Impegnato in questo difficile e faticoso obiettivo, don Gianluca Bresciani trova anche il tempo per dedicarsi a vecchie passioni, come quella per la musica e per lo sport in generale: “Sono da sempre appassionato a tante discipline e arti, in particolare la musica e il canto che mi accompagnano sin da quando ero piccolo. Questi interessi si sono tradotti nella possibilità di cantare e suonare in vari ambiti e arrivare anche ad accompagnare le compagnie teatrali nei 3 luoghi fondamentali sopracitati: ho costituito 9 musical in Città Alta, 3 in seminario e 2 qui a San Pellegrino, certamente coadiuvato da persone competenti dal punto di vista registico.
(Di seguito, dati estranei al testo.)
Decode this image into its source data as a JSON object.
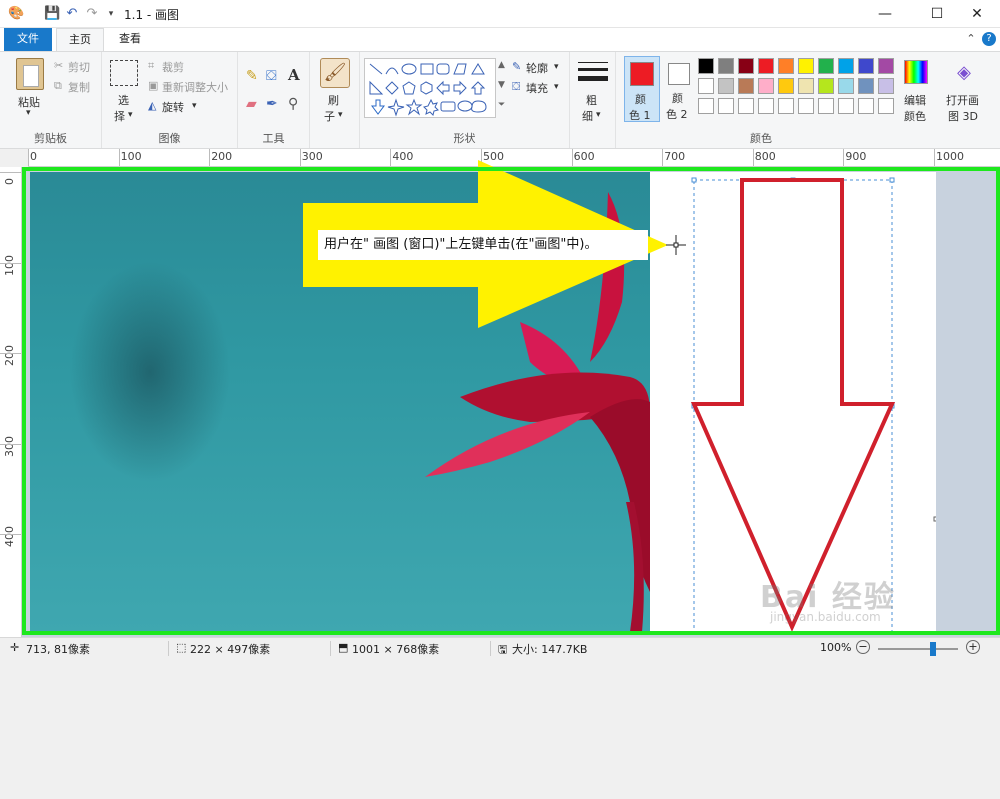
{
  "window": {
    "title": "1.1 - 画图",
    "minimize_glyph": "—",
    "maximize_glyph": "☐",
    "close_glyph": "✕"
  },
  "tabs": {
    "file": "文件",
    "home": "主页",
    "view": "查看"
  },
  "ribbon": {
    "clipboard": {
      "label": "剪贴板",
      "paste": "粘贴",
      "cut": "剪切",
      "copy": "复制"
    },
    "image": {
      "label": "图像",
      "select": "选",
      "select2": "择",
      "crop": "裁剪",
      "resize": "重新调整大小",
      "rotate": "旋转"
    },
    "tools": {
      "label": "工具"
    },
    "brush": {
      "line1": "刷",
      "line2": "子"
    },
    "shapes": {
      "label": "形状",
      "outline": "轮廓",
      "fill": "填充"
    },
    "size": {
      "line1": "粗",
      "line2": "细"
    },
    "colors": {
      "label": "颜色",
      "color1_line1": "颜",
      "color1_line2": "色 1",
      "color2_line1": "颜",
      "color2_line2": "色 2",
      "edit_line1": "编辑",
      "edit_line2": "颜色",
      "paint3d_line1": "打开画",
      "paint3d_line2": "图 3D",
      "color1_value": "#ed1c24",
      "color2_value": "#ffffff",
      "palette_row1": [
        "#000000",
        "#7f7f7f",
        "#880015",
        "#ed1c24",
        "#ff7f27",
        "#fff200",
        "#22b14c",
        "#00a2e8",
        "#3f48cc",
        "#a349a4"
      ],
      "palette_row2": [
        "#ffffff",
        "#c3c3c3",
        "#b97a57",
        "#ffaec9",
        "#ffc90e",
        "#efe4b0",
        "#b5e61d",
        "#99d9ea",
        "#7092be",
        "#c8bfe7"
      ]
    }
  },
  "ruler": {
    "h_ticks": [
      "0",
      "100",
      "200",
      "300",
      "400",
      "500",
      "600",
      "700",
      "800",
      "900",
      "1000"
    ],
    "v_ticks": [
      "0",
      "100",
      "200",
      "300",
      "400"
    ]
  },
  "annotation": {
    "callout": "用户在\" 画图 (窗口)\"上左键单击(在\"画图\"中)。",
    "highlight_color": "#1ee81e",
    "arrow_color": "#fff200"
  },
  "status": {
    "cursor_pos": "713, 81像素",
    "selection_size": "222 × 497像素",
    "image_size": "1001 × 768像素",
    "file_size": "大小: 147.7KB",
    "zoom": "100%",
    "zoom_level_fraction": 0.7
  },
  "watermark": {
    "text": "Bai 经验",
    "sub": "jingyan.baidu.com"
  }
}
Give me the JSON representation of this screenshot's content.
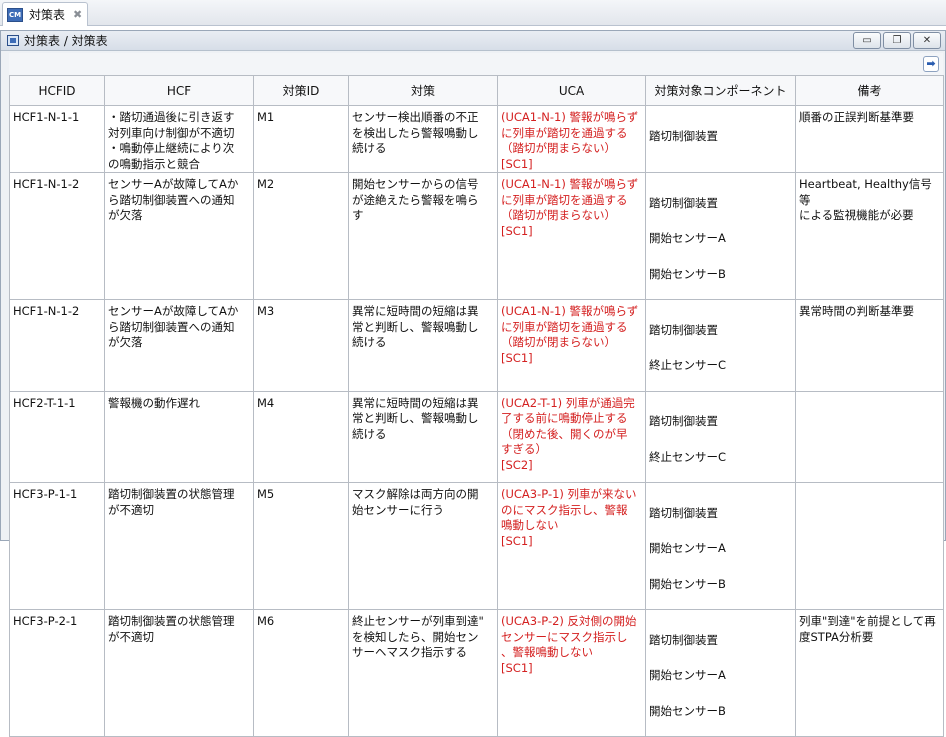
{
  "tab": {
    "icon": "table-icon",
    "label": "対策表",
    "close": "✖"
  },
  "panel": {
    "title": "対策表 / 対策表",
    "minimize": "▭",
    "restore": "❐",
    "close": "✕",
    "nav": "➡"
  },
  "table": {
    "headers": [
      "HCFID",
      "HCF",
      "対策ID",
      "対策",
      "UCA",
      "対策対象コンポーネント",
      "備考"
    ],
    "rows": [
      {
        "hcfid": "HCF1-N-1-1",
        "hcf": "・踏切通過後に引き返す\n対列車向け制御が不適切\n・鳴動停止継続により次\nの鳴動指示と競合",
        "mid": "M1",
        "measure": "センサー検出順番の不正\nを検出したら警報鳴動し\n続ける",
        "uca": "(UCA1-N-1) 警報が鳴らず\nに列車が踏切を通過する\n（踏切が閉まらない）\n[SC1]",
        "comp": [
          "踏切制御装置"
        ],
        "note": "順番の正誤判断基準要"
      },
      {
        "hcfid": "HCF1-N-1-2",
        "hcf": "センサーAが故障してAか\nら踏切制御装置への通知\nが欠落",
        "mid": "M2",
        "measure": "開始センサーからの信号\nが途絶えたら警報を鳴ら\nす",
        "uca": "(UCA1-N-1) 警報が鳴らず\nに列車が踏切を通過する\n（踏切が閉まらない）\n[SC1]",
        "comp": [
          "踏切制御装置",
          "開始センサーA",
          "開始センサーB"
        ],
        "note": "Heartbeat, Healthy信号等\nによる監視機能が必要"
      },
      {
        "hcfid": "HCF1-N-1-2",
        "hcf": "センサーAが故障してAか\nら踏切制御装置への通知\nが欠落",
        "mid": "M3",
        "measure": "異常に短時間の短縮は異\n常と判断し、警報鳴動し\n続ける",
        "uca": "(UCA1-N-1) 警報が鳴らず\nに列車が踏切を通過する\n（踏切が閉まらない）\n[SC1]",
        "comp": [
          "踏切制御装置",
          "終止センサーC"
        ],
        "note": "異常時間の判断基準要"
      },
      {
        "hcfid": "HCF2-T-1-1",
        "hcf": "警報機の動作遅れ",
        "mid": "M4",
        "measure": "異常に短時間の短縮は異\n常と判断し、警報鳴動し\n続ける",
        "uca": "(UCA2-T-1) 列車が通過完\n了する前に鳴動停止する\n（閉めた後、開くのが早\nすぎる）\n[SC2]",
        "comp": [
          "踏切制御装置",
          "終止センサーC"
        ],
        "note": ""
      },
      {
        "hcfid": "HCF3-P-1-1",
        "hcf": "踏切制御装置の状態管理\nが不適切",
        "mid": "M5",
        "measure": "マスク解除は両方向の開\n始センサーに行う",
        "uca": "(UCA3-P-1) 列車が来ない\nのにマスク指示し、警報\n鳴動しない\n[SC1]",
        "comp": [
          "踏切制御装置",
          "開始センサーA",
          "開始センサーB"
        ],
        "note": ""
      },
      {
        "hcfid": "HCF3-P-2-1",
        "hcf": "踏切制御装置の状態管理\nが不適切",
        "mid": "M6",
        "measure": "終止センサーが列車到達\"\nを検知したら、開始セン\nサーヘマスク指示する",
        "uca": "(UCA3-P-2) 反対側の開始\nセンサーにマスク指示し\n、警報鳴動しない\n[SC1]",
        "comp": [
          "踏切制御装置",
          "開始センサーA",
          "開始センサーB"
        ],
        "note": "列車\"到達\"を前提として再\n度STPA分析要"
      }
    ]
  }
}
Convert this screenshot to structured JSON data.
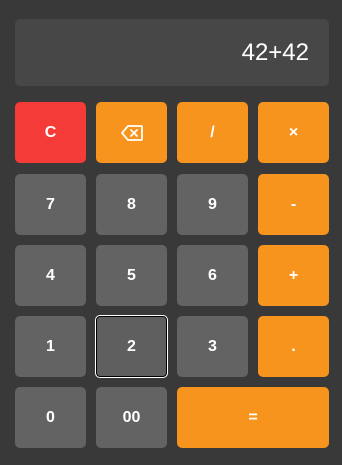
{
  "display": {
    "value": "42+42"
  },
  "keys": {
    "clear": "C",
    "backspace_icon": "backspace-icon",
    "divide": "/",
    "multiply": "×",
    "seven": "7",
    "eight": "8",
    "nine": "9",
    "minus": "-",
    "four": "4",
    "five": "5",
    "six": "6",
    "plus": "+",
    "one": "1",
    "two": "2",
    "three": "3",
    "decimal": ".",
    "zero": "0",
    "double_zero": "00",
    "equals": "="
  },
  "colors": {
    "background": "#393939",
    "display": "#474747",
    "number_key": "#636363",
    "operator_key": "#f7941d",
    "clear_key": "#f43b38",
    "text": "#ffffff"
  },
  "focused_key": "2"
}
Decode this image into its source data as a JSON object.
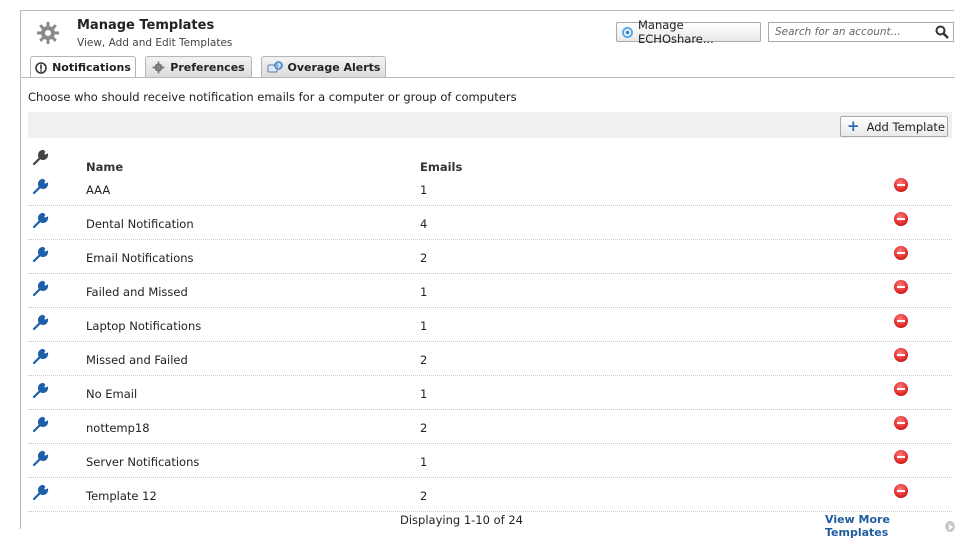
{
  "header": {
    "title": "Manage Templates",
    "subtitle": "View, Add and Edit Templates",
    "echoshare_label": "Manage ECHOshare...",
    "search_placeholder": "Search for an account..."
  },
  "tabs": [
    {
      "label": "Notifications",
      "icon": "notification-icon",
      "active": true
    },
    {
      "label": "Preferences",
      "icon": "gear-icon",
      "active": false
    },
    {
      "label": "Overage Alerts",
      "icon": "alert-icon",
      "active": false
    }
  ],
  "description": "Choose who should receive notification emails for a computer or group of computers",
  "toolbar": {
    "add_label": "Add Template"
  },
  "table": {
    "columns": [
      "Name",
      "Emails"
    ],
    "rows": [
      {
        "name": "AAA",
        "emails": "1"
      },
      {
        "name": "Dental Notification",
        "emails": "4"
      },
      {
        "name": "Email Notifications",
        "emails": "2"
      },
      {
        "name": "Failed and Missed",
        "emails": "1"
      },
      {
        "name": "Laptop Notifications",
        "emails": "1"
      },
      {
        "name": "Missed and Failed",
        "emails": "2"
      },
      {
        "name": "No Email",
        "emails": "1"
      },
      {
        "name": "nottemp18",
        "emails": "2"
      },
      {
        "name": "Server Notifications",
        "emails": "1"
      },
      {
        "name": "Template 12",
        "emails": "2"
      }
    ]
  },
  "footer": {
    "displaying": "Displaying 1-10 of 24",
    "more_label": "View More Templates"
  },
  "colors": {
    "accent": "#1f5d9c",
    "delete": "#d81c1c",
    "toolbar_bg": "#f0f0f0"
  }
}
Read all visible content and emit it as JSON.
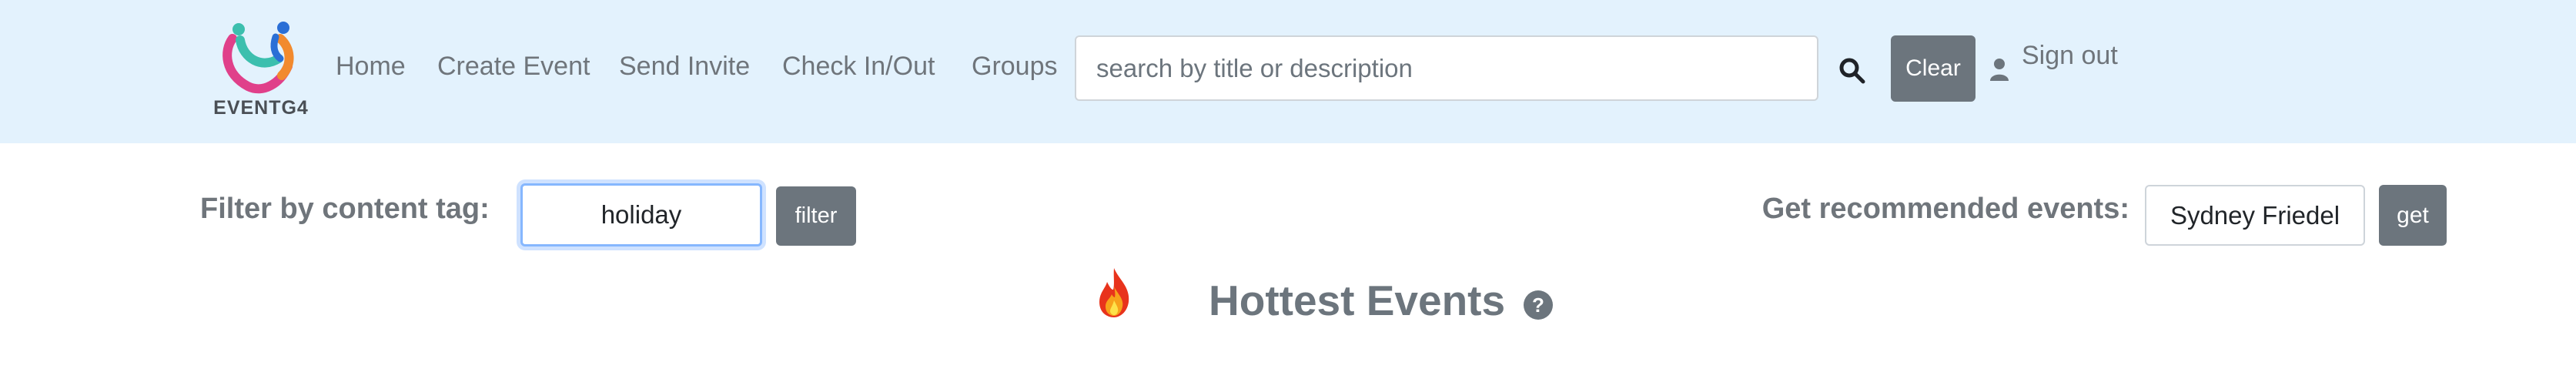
{
  "header": {
    "brand_name": "EVENTG4",
    "nav": [
      {
        "label": "Home"
      },
      {
        "label": "Create Event"
      },
      {
        "label": "Send Invite"
      },
      {
        "label": "Check In/Out"
      },
      {
        "label": "Groups"
      }
    ],
    "search": {
      "placeholder": "search by title or description",
      "value": "",
      "icon": "search-icon"
    },
    "clear_label": "Clear",
    "sign_out_label": "Sign out",
    "user_icon": "user-icon"
  },
  "filter": {
    "label": "Filter by content tag:",
    "value": "holiday",
    "button_label": "filter"
  },
  "recommend": {
    "label": "Get recommended events:",
    "value": "Sydney Friedel",
    "button_label": "get"
  },
  "section": {
    "title": "Hottest Events",
    "icon": "fire-icon",
    "help_icon": "question-circle-icon"
  },
  "colors": {
    "navbar_bg": "#e3f2fd",
    "button_bg": "#6c757d",
    "text_muted": "#6c757d",
    "focus_border": "#86b7fe"
  }
}
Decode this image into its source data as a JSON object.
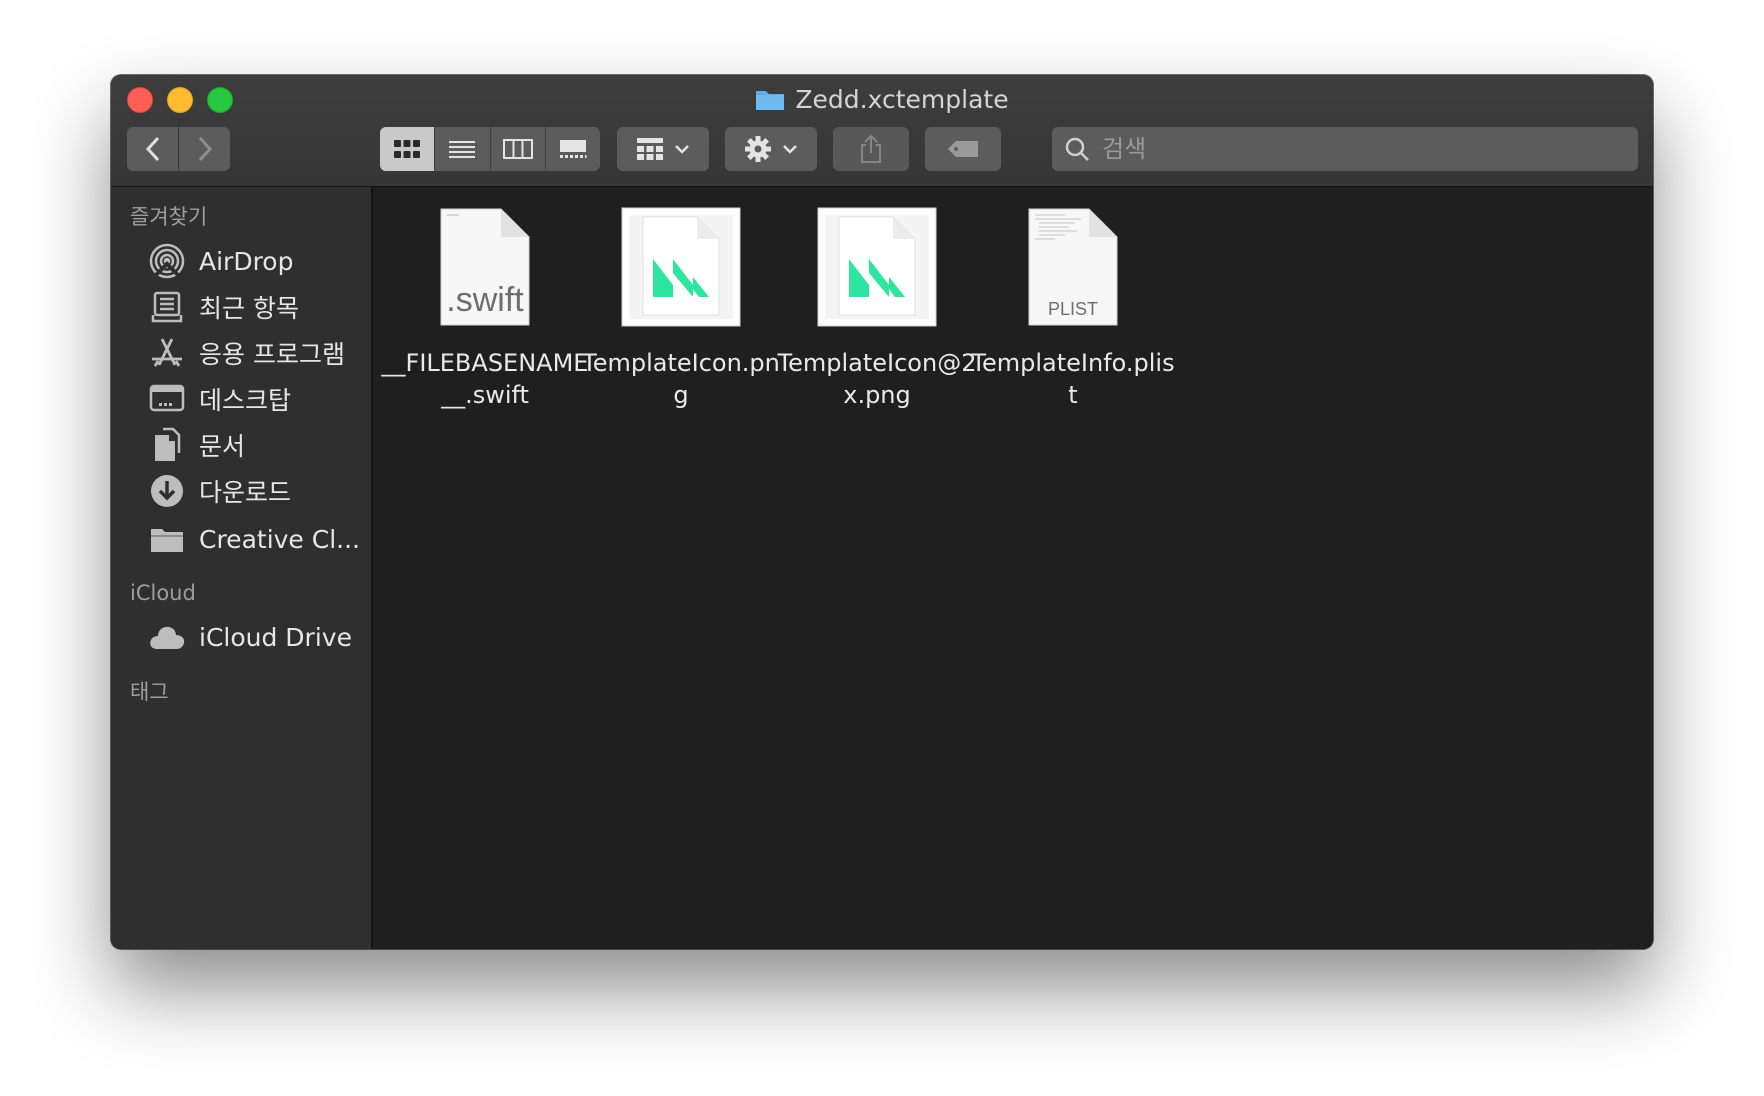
{
  "window": {
    "title": "Zedd.xctemplate"
  },
  "toolbar": {
    "back_icon": "chevron-left-icon",
    "forward_icon": "chevron-right-icon",
    "view_modes": [
      "icon-view",
      "list-view",
      "column-view",
      "gallery-view"
    ],
    "active_view": "icon-view",
    "search": {
      "placeholder": "검색",
      "value": ""
    }
  },
  "sidebar": {
    "favorites_header": "즐겨찾기",
    "favorites": [
      {
        "label": "AirDrop",
        "icon": "airdrop-icon"
      },
      {
        "label": "최근 항목",
        "icon": "recents-icon"
      },
      {
        "label": "응용 프로그램",
        "icon": "applications-icon"
      },
      {
        "label": "데스크탑",
        "icon": "desktop-icon"
      },
      {
        "label": "문서",
        "icon": "documents-icon"
      },
      {
        "label": "다운로드",
        "icon": "downloads-icon"
      },
      {
        "label": "Creative Cl...",
        "icon": "folder-icon"
      }
    ],
    "icloud_header": "iCloud",
    "icloud": [
      {
        "label": "iCloud Drive",
        "icon": "cloud-icon"
      }
    ],
    "tags_header": "태그"
  },
  "files": [
    {
      "name": "__FILEBASENAME__.swift",
      "kind": "swift",
      "icon_text": ".swift"
    },
    {
      "name": "TemplateIcon.png",
      "kind": "png"
    },
    {
      "name": "TemplateIcon@2x.png",
      "kind": "png"
    },
    {
      "name": "TemplateInfo.plist",
      "kind": "plist",
      "icon_text": "PLIST"
    }
  ],
  "colors": {
    "window_bg": "#1f1f20",
    "sidebar_bg": "#2f2f2f",
    "toolbar_bg": "#3a3a3a",
    "accent_green": "#2ee59d",
    "folder_blue": "#5aaee8"
  }
}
Generalmente io prendo parte al musical in forma di responsabile, di accompagnatore e di attore. L’altra dimensione per me importante a livello di interessi è quella dello sport, che ho praticato fino a qualche anno fa ed ora ho interrotto a causa dell’età e degli impegni. Io ho sempre giocato a calcio, a pallavolo e frequentato corsi di atletica. In particolare il calcio mi accompagna da quando avevo pochi anni, ho anche fatto parte di una squadra che militava in campionato e ho avuto la fortuna di essere segnalato dall’ Atalanta in terza media, ma gli studi mi hanno portato altrove. Non me ne pento perché avevo già giocato tanto e mi sono comunque divertito molto, se fosse diventato un lavoro probabilmente avrei perso l’aspetto ludico”.